Em declarações à Angop, numa prova de vinhos organizada pela Comissão Vitivinícola da Região de Lisboa (CVRL), a enóloga da Cooperativa de Dois Portos, Alexandra Mendes, afirmou que a sociedade interrompeu as vendas em Setembro transacto por redução do custo da garrafa de um litro, de quatro para um euro (o equivalente a 150 kwanzas).

Contudo, a especialista adiantou que a sociedade tenciona reatar as exportações para Angola a curto prazo, adoptada uma nova estratégia de comercialização a ser apresentada ainda este ano por ocasião da realização, em Julho, da Feira Internacional de Luanda (FILDA).

Também, devido ao registo nos últimos anos do aumento da oferta de vinhos no mercado angolano e por outras razões, o importador angolano dos vinhos da Adega Cooperativa Arruda dos Vinhos ?abandonou a actividade?, revelou o director-geral dessa sociedade de Lisboa, Rodrigo Pinheiro de Lacerda.

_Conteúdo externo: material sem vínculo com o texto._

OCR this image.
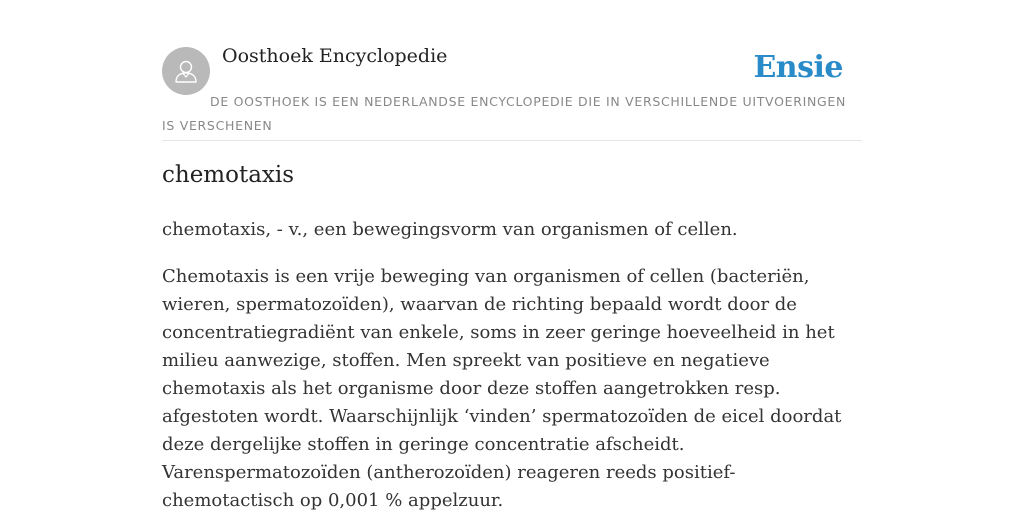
Oosthoek Encyclopedie	Ensie
DE OOSTHOEK IS EEN NEDERLANDSE ENCYCLOPEDIE DIE IN VERSCHILLENDE UITVOERINGEN IS VERSCHENEN
chemotaxis

chemotaxis, - v., een bewegingsvorm van organismen of cellen.

Chemotaxis is een vrije beweging van organismen of cellen (bacteriën, wieren, spermatozoïden), waarvan de richting bepaald wordt door de concentratiegradiënt van enkele, soms in zeer geringe hoeveelheid in het milieu aanwezige, stoffen. Men spreekt van positieve en negatieve chemotaxis als het organisme door deze stoffen aangetrokken resp. afgestoten wordt. Waarschijnlijk ‘vinden’ spermatozoïden de eicel doordat deze dergelijke stoffen in geringe concentratie afscheidt. Varenspermatozoïden (antherozoïden) reageren reeds positief-chemotactisch op 0,001 % appelzuur.
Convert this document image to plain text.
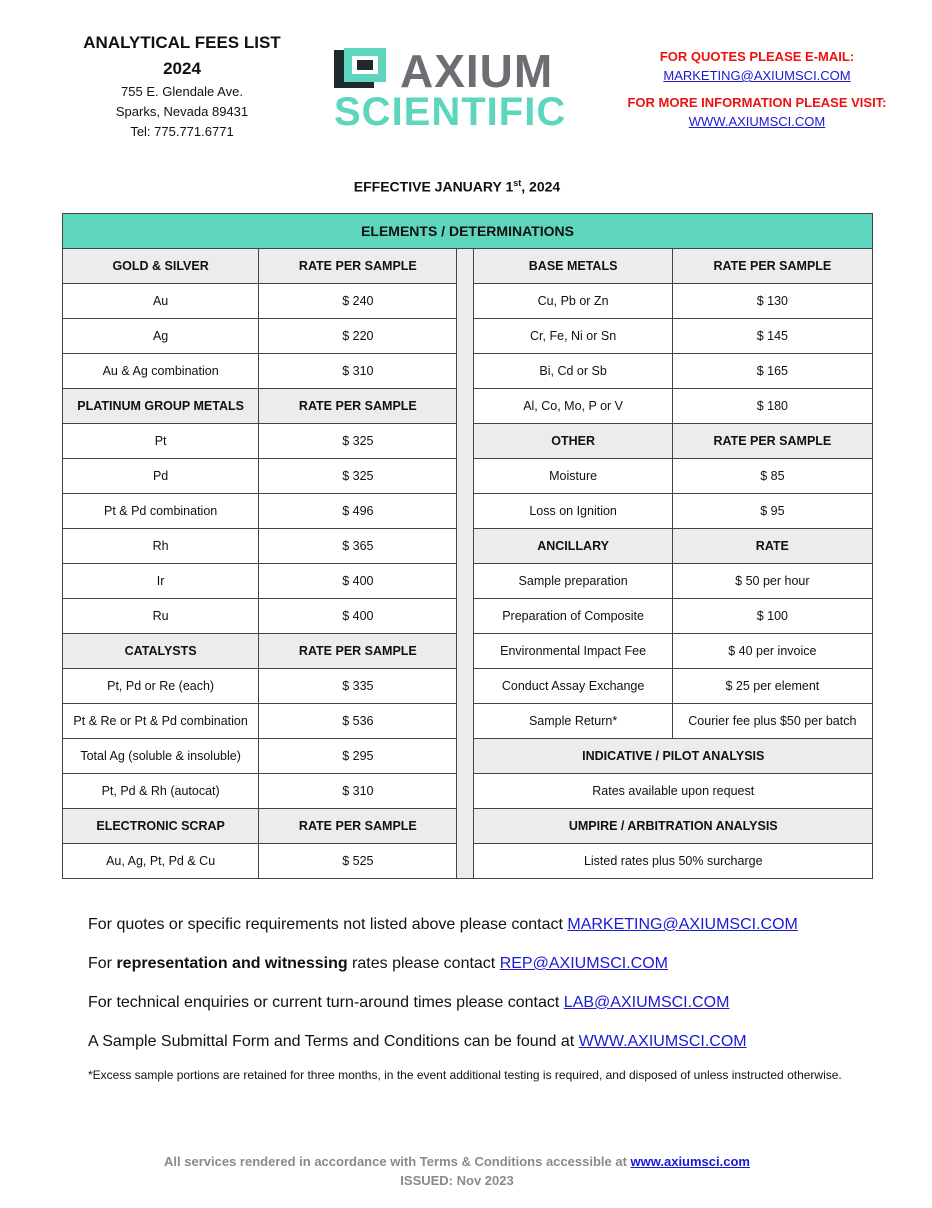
ANALYTICAL FEES LIST
2024
755 E. Glendale Ave.
Sparks, Nevada 89431
Tel: 775.771.6771
AXIUM
SCIENTIFIC
FOR QUOTES PLEASE E-MAIL:
MARKETING@AXIUMSCI.COM
FOR MORE INFORMATION PLEASE VISIT:
WWW.AXIUMSCI.COM
EFFECTIVE JANUARY 1st, 2024
ELEMENTS / DETERMINATIONS				
GOLD & SILVER	RATE PER SAMPLE		BASE METALS	RATE PER SAMPLE
Au	$ 240		Cu, Pb or Zn	$ 130
Ag	$ 220		Cr, Fe, Ni or Sn	$ 145
Au & Ag combination	$ 310		Bi, Cd or Sb	$ 165
PLATINUM GROUP METALS	RATE PER SAMPLE		Al, Co, Mo, P or V	$ 180
Pt	$ 325		OTHER	RATE PER SAMPLE
Pd	$ 325		Moisture	$ 85
Pt & Pd combination	$ 496		Loss on Ignition	$ 95
Rh	$ 365		ANCILLARY	RATE
Ir	$ 400		Sample preparation	$ 50 per hour
Ru	$ 400		Preparation of Composite	$ 100
CATALYSTS	RATE PER SAMPLE		Environmental Impact Fee	$ 40 per invoice
Pt, Pd or Re (each)	$ 335		Conduct Assay Exchange	$ 25 per element
Pt & Re or Pt & Pd combination	$ 536		Sample Return*	Courier fee plus $50 per batch
Total Ag (soluble & insoluble)	$ 295		INDICATIVE / PILOT ANALYSIS	
Pt, Pd & Rh (autocat)	$ 310		Rates available upon request	
ELECTRONIC SCRAP	RATE PER SAMPLE		UMPIRE / ARBITRATION ANALYSIS	
Au, Ag, Pt, Pd & Cu	$ 525		Listed rates plus 50% surcharge	

For quotes or specific requirements not listed above please contact MARKETING@AXIUMSCI.COM

For representation and witnessing rates please contact REP@AXIUMSCI.COM

For technical enquiries or current turn-around times please contact LAB@AXIUMSCI.COM

A Sample Submittal Form and Terms and Conditions can be found at WWW.AXIUMSCI.COM

*Excess sample portions are retained for three months, in the event additional testing is required, and disposed of unless instructed otherwise.

All services rendered in accordance with Terms & Conditions accessible at www.axiumsci.com
ISSUED: Nov 2023
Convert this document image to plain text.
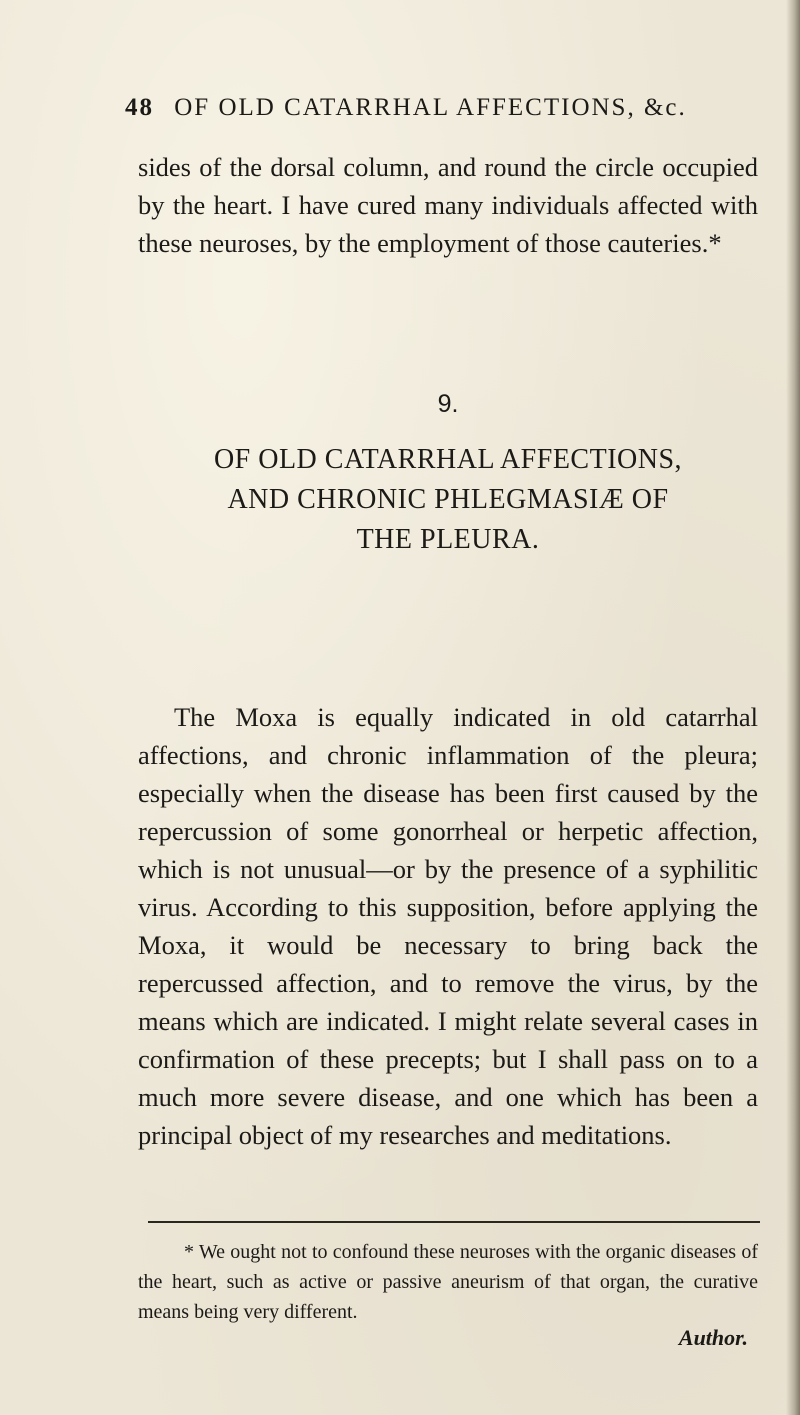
48 OF OLD CATARRHAL AFFECTIONS, &c.
sides of the dorsal column, and round the circle occupied by the heart. I have cured many individuals affected with these neuroses, by the employment of those cauteries.*
9.
OF OLD CATARRHAL AFFECTIONS,
AND CHRONIC PHLEGMASIÆ OF
THE PLEURA.
The Moxa is equally indicated in old catarrhal affections, and chronic inflammation of the pleura; especially when the disease has been first caused by the repercussion of some gonorrheal or herpetic affection, which is not unusual—or by the presence of a syphilitic virus. According to this supposition, before applying the Moxa, it would be necessary to bring back the repercussed affection, and to remove the virus, by the means which are indicated. I might relate several cases in confirmation of these precepts; but I shall pass on to a much more severe disease, and one which has been a principal object of my researches and meditations.
* We ought not to confound these neuroses with the organic diseases of the heart, such as active or passive aneurism of that organ, the curative means being very different.
Author.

Do mesmo modo, o produtor da região lisboeta de Arruda perspectiva retomar as vendas à Angola, quando encontrar um novo importador angolano, que começará a ser sondado igualmente na FILDA 2010.

Outros produtores da região de Lisboa continuam a registar a aceitação dos consumidores residentes em Angola, como regozijou-se o assistente executivo de uma produtora local, Ricardo Marques.

O técnico indicou que a sociedade onde trabalha exportou três milhões de garrafas de vinhos para Angola em 2009, sendo neste momento o segundo maior destino dos seus produtos a seguir da Noruega.

Em termos de perspectivas, Ricardo Marques sublinhou ser propósito da direcção-geral da empresa distribuir os vinhos, além de Luanda, nas restantes 17 províncias angolanas e fazer parceria com novos importadores angolanos.

Dos 14 produtores da região de Lisboa, a maioria garantiu continuar a exportar vinhos para Angola, não só com o objectivo de aumentar as vendas mas também de oferecer aos consumidores produtos com qualidade e a preço razoável.

Ao intervir no enceramento, o presidente de direcção da CVRL, João Carvalho Ghira, agradeceu os participantes ao evento, sobretudo os comerciantes estrangeiros que consideraram bom os 224 vinhos postos à prova.

O responsável realçou que a região de Lisboa exporta 20 porcento da sua produção e está em evolução, justificando o facto de os vinhos da zona terem uma posição importante em Portugal e no estrangeiro, pela satisfatória combinação entre preço e qualidade.